Federated Machine Learning Powers World’s Largest Brain Tumor study without Compromising Patient Confidentiality

The largest brain tumor study ever conducted, using federated machine learning, was conducted without sharing any patient data

Researchers from Penn Medicine and Intel Corporation have led the largest global machine-learning effort to date. They gathered information on brain scans taken at 71 locations around the world of 6,314 patients with glioblastoma. The researchers developed a model which can improve the identification and prediction boundaries of three sub-compartments of tumors without compromising the privacy of the patient. Their findings were published in Nature Communications today.

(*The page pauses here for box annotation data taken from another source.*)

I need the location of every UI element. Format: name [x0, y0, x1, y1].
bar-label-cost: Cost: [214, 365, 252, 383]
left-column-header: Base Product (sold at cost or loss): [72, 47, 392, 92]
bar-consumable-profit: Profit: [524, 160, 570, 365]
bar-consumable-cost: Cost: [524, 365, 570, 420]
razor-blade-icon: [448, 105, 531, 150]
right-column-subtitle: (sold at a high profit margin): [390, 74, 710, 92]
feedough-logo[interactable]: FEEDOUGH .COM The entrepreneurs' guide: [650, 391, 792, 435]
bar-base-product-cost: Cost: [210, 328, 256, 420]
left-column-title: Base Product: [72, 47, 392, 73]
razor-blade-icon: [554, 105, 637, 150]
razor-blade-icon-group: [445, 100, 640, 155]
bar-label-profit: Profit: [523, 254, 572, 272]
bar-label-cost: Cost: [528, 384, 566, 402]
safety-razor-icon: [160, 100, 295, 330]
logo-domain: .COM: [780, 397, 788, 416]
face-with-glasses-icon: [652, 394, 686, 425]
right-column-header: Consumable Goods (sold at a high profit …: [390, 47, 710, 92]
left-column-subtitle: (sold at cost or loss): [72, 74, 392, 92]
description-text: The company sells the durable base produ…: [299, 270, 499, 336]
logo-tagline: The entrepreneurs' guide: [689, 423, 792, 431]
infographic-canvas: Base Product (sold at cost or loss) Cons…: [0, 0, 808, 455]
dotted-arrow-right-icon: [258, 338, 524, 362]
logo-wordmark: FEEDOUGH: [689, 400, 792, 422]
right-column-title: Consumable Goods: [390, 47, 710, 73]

The Perelman school of medicine at the University of Pennsylvania, said that the senior author, Spyridon B. Bakas, Ph.D. was an assistant professor of Pathology & Laboratory Medicine and Radiology. The more data we feed into machine-learning models, the better they are. This will improve our ability, to treat and remove glioblastoma from patients, with greater precision.

Many researchers studying rare conditions like GBM (an aggressive form of brain tumour) have their patient populations restricted to the institution they work at or a geographical area. Many healthcare providers are unable to collaborate across institutions due to privacy legislation such as Health Insurance Portability and Accountability Act of 1996 in the United States and General Data Protection Regulation in Europe.